Die Weigerung eines Leistungsberechtigten, einen Rentenantrag zu stellen, kann nicht zu einer Versagung von Arbeitslosengeld II führen, weil der SGB II-Leistungsträger nach § 5 Abs. 3 SGB II selbst diesen Antrag stellen kann. Ob wegen anschließender mangelnder Mitwirkung im Rentenverfahren auch eine (teilweise) Versagung von Arbeitslosengeld II möglich ist, wird in der Literatur teilweise bejaht, nach den fachlichen Weisungen der BA ist eine derartige Versagung nicht möglich.
Daneben ist ein Erstattungsanspruch nach § 104 SGB X i.V.m. § 34b SGB II vorgesehen und es kommt ein Ersatzanspruch nach § 34 SGB II in Betracht.
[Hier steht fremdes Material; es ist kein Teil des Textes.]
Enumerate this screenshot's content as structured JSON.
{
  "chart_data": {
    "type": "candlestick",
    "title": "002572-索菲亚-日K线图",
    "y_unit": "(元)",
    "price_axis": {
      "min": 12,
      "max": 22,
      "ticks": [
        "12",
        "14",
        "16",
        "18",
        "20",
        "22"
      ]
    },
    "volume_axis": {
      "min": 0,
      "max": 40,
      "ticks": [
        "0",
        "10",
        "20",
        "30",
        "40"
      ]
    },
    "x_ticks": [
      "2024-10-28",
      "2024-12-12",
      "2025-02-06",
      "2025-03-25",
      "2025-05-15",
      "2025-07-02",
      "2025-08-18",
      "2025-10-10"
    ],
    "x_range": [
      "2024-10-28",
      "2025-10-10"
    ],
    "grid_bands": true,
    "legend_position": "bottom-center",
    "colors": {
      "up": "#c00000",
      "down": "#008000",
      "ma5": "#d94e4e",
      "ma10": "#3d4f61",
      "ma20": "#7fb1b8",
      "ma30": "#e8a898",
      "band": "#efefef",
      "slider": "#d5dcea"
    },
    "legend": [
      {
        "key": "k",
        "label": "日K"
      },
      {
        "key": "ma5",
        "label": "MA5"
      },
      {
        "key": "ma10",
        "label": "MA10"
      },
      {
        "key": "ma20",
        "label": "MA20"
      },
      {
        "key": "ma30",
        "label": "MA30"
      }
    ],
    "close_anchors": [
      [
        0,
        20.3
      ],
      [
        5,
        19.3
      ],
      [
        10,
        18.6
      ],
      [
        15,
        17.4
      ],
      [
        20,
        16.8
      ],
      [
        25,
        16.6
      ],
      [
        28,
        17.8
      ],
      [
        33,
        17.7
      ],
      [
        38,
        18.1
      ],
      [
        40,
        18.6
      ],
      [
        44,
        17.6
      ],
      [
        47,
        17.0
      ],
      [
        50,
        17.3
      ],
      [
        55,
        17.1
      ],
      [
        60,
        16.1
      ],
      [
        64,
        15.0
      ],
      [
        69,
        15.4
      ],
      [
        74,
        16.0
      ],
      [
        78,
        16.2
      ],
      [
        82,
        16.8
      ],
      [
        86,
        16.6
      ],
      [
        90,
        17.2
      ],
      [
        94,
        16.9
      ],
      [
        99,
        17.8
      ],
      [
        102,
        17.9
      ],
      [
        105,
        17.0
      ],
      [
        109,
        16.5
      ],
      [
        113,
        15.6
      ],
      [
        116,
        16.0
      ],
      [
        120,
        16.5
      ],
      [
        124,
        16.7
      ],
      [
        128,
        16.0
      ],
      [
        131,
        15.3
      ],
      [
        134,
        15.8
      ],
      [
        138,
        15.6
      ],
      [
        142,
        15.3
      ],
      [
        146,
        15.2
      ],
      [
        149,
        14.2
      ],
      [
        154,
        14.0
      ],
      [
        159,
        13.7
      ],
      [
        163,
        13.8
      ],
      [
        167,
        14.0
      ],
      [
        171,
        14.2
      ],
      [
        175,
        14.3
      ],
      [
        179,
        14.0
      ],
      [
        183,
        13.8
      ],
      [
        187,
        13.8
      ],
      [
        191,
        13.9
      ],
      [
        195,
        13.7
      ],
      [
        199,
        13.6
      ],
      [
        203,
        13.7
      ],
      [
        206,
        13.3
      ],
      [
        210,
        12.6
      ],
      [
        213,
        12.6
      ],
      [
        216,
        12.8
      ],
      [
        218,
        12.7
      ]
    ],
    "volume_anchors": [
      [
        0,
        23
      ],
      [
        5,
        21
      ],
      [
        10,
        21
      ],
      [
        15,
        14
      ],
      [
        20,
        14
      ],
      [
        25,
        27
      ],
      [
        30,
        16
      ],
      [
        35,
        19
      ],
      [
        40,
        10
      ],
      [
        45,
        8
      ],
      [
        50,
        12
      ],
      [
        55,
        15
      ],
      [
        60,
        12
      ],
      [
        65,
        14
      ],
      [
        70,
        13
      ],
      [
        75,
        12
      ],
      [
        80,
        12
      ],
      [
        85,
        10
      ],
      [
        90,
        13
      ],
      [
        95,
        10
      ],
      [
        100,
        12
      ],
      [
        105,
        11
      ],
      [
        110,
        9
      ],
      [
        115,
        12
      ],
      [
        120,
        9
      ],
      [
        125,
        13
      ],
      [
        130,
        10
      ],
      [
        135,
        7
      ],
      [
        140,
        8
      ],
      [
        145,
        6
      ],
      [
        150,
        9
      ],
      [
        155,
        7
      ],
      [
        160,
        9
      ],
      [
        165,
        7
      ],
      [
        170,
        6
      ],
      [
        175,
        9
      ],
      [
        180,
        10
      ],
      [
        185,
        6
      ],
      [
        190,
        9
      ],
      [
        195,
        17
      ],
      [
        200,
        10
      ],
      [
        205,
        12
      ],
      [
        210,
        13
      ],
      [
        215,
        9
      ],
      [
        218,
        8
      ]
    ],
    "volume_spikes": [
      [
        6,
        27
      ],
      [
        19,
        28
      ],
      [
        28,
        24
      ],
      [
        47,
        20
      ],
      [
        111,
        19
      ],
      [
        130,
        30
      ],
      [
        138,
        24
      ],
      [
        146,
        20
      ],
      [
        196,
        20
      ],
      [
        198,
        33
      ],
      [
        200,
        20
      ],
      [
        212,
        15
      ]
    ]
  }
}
2. Eine Leistungsverpflichtung dem Grunde nach ist möglichst zu vermeiden, weil sie die Vollstreckbarkeit des Beschlusses beeinträchtigt und es bei der Leistungserbringung zu Verzögerungen kommen kann. Wenn nur ein Leistungsausschluss, nicht aber die Höhe des Anspruchs strittig ist, erscheint eine bloße Verpflichtung "dem Grunde nach" aber hinnehmbar.
Tenor
I. Die Beschwerde gegen den Beschluss des Sozialgerichts München vom 17. Mai 2016 wird zurückgewiesen.
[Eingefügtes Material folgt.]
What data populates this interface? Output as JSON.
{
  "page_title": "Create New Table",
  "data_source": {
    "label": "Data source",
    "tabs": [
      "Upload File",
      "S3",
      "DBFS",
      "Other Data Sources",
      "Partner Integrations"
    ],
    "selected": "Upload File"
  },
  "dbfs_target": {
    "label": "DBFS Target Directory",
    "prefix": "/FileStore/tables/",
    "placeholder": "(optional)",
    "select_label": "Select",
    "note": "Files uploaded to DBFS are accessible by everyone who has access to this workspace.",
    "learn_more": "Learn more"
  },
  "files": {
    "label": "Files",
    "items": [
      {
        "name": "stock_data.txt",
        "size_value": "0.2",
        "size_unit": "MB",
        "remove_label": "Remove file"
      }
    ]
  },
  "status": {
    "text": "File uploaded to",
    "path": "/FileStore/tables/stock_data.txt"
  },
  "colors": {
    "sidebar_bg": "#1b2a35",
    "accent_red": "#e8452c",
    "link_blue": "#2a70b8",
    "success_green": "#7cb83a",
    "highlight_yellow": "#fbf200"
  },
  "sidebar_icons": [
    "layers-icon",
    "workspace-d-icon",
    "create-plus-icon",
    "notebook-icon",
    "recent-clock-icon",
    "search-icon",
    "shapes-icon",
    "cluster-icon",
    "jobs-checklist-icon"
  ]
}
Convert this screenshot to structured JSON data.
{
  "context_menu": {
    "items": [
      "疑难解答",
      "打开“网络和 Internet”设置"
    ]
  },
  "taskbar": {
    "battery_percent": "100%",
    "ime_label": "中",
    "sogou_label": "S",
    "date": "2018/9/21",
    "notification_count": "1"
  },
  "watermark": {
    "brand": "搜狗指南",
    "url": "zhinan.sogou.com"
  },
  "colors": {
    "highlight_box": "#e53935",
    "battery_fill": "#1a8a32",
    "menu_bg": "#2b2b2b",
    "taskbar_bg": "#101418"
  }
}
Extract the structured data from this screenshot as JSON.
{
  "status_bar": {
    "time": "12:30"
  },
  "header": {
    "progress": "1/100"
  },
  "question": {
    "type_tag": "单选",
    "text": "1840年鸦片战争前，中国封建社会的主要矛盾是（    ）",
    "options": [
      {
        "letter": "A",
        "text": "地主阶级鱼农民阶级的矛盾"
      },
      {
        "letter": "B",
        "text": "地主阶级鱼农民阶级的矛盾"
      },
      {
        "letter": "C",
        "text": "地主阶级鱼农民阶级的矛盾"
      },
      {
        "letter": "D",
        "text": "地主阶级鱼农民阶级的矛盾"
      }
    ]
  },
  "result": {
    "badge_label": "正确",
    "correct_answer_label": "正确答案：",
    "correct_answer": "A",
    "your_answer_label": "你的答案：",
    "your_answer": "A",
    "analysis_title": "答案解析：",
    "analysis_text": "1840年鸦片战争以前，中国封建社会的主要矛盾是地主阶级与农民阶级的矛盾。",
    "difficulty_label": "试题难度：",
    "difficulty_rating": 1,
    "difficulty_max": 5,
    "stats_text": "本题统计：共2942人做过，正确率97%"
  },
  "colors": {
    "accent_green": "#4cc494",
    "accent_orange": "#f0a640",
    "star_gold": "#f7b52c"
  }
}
II. Der Beschwerdeführer hat die notwendigen außergerichtlichen Kosten des Beschwerdegegners für das Beschwerdeverfahren zu erstatten.
Gründe
I.
Der Antragsgegner und Beschwerdeführer wendet sich dagegen, dass das Sozialgericht ihn im Eilverfahren zur Zahlung von Arbeitslosengeld II verpflichtet hat. Er geht davon aus, dass der Antragsteller nicht hilfebedürftig sei, weil er eine vorgezogene Altersrente beziehen könne.
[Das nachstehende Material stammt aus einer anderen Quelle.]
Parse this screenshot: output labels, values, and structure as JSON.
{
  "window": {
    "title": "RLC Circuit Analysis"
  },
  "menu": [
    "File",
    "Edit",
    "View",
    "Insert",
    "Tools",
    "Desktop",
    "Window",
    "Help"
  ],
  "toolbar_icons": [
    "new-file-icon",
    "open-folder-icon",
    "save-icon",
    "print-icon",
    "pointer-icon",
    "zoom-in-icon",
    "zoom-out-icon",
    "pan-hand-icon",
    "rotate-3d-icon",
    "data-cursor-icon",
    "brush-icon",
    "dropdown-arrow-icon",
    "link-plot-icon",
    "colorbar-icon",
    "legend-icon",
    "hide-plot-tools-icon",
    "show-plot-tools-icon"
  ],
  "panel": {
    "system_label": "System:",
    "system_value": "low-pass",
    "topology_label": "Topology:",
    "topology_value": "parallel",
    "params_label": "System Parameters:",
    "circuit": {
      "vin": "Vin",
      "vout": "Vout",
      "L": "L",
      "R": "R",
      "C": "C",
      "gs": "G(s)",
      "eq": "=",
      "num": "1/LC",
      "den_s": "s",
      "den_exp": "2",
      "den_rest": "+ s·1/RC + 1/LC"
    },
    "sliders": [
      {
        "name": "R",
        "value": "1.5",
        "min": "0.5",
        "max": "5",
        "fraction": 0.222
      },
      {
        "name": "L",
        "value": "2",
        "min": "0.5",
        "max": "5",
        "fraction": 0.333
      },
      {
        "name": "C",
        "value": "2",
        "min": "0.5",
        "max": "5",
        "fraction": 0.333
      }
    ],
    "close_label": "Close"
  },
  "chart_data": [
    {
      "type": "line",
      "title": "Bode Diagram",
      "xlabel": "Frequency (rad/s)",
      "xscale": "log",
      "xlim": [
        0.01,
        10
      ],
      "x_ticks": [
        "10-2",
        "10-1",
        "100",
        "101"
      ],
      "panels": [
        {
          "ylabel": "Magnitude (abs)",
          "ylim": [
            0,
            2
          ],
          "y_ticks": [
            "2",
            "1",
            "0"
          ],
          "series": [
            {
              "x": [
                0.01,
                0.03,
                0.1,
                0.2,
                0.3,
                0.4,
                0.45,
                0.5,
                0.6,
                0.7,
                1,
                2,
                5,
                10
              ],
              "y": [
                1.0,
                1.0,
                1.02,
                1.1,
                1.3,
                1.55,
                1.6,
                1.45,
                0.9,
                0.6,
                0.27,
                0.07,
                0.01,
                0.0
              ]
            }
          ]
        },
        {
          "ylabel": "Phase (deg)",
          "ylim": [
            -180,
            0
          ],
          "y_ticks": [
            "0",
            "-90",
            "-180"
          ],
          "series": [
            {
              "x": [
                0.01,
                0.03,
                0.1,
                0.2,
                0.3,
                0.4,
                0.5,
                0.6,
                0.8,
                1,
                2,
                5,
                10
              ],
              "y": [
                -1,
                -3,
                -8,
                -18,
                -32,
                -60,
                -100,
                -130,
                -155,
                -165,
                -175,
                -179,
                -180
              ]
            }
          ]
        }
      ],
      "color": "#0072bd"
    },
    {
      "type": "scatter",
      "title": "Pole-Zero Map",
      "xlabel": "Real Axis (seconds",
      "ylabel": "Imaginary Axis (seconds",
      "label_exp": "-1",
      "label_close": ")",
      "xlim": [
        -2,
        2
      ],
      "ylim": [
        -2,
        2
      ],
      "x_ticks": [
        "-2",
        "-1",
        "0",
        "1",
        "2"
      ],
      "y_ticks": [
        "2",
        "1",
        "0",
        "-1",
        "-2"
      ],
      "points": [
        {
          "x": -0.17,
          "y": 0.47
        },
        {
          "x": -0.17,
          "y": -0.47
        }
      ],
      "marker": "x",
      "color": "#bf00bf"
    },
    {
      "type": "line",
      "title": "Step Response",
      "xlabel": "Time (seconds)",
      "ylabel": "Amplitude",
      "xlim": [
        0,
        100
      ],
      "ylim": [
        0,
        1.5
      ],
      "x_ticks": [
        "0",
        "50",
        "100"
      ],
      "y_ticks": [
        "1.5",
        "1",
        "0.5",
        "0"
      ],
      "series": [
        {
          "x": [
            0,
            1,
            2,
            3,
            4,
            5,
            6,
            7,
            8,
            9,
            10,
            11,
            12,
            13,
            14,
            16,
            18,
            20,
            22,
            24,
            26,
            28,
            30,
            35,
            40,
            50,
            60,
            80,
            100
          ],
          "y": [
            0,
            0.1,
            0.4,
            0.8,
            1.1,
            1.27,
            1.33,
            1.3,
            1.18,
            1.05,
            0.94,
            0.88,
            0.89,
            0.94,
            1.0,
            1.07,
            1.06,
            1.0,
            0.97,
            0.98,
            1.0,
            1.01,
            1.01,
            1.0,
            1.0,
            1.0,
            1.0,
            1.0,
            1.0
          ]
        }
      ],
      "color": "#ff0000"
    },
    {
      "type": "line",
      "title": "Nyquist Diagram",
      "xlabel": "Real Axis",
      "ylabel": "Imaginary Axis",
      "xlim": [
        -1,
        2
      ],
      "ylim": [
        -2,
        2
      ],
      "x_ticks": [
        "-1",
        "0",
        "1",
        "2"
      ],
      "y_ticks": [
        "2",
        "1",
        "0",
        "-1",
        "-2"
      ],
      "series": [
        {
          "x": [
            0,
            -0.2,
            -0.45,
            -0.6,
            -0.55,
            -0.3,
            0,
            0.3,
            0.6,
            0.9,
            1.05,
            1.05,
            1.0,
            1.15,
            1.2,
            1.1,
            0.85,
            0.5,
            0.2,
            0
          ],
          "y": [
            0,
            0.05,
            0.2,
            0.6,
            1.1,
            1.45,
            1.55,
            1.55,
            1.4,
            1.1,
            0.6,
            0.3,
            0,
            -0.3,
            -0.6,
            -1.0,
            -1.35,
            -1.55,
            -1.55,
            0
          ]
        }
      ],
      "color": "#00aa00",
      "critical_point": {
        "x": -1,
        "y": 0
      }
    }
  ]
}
Der im Dezember 1952 geborene Antragsteller bezog seit 2012 zusammen mit seiner 1975 geborenen Ehefrau, dem 2009 geborenen Sohn und der 2012 geborenen Tochter Leistungen zur Sicherung des Lebensunterhalts nach SGB II vom Antragsgegner. Der Antragsteller war zeitweise erwerbstätig und er bemüht sich fortlaufend um weitere Tätigkeiten. Die Mietwohnung kostet monatlich 570,- Euro Grundmiete und 160,- Euro Betriebskostenvorauszahlung.
Mit Schreiben vom 24.09.2015 wurde der Antragsteller vom Antragsgegner aufgefordert, einen Antrag auf eine vorzeitige Altersrente zu stellen. Ab 01.01.2016 ist laut Rentenauskunft eine vorgezogene Altersrente mit einem Abschlag von 9 % möglich. Der Antragsteller wandte sich in einem Eilverfahren erfolglos gegen diese Aufforderung (vgl. Beschluss Bay LSG vom 03.06.2016, L 7 AS 233/16 B ER). Da der Antragsteller der Aufforderung nicht nachkam, stellte der Antragsgegner gemäß § 5 Abs. 3 SGB II diesen Rentenantrag. Weil der Antragsteller seinen Mitwirkungspflichten auch im Rentenverfahren nicht nachkam, versagte der Rentenversicherungsträger die Rente oder lehnte sie in der Sache ab (dieser Bescheid liegt dem Gericht nicht vor). Dagegen legte der Antragsgegner Widerspruch ein.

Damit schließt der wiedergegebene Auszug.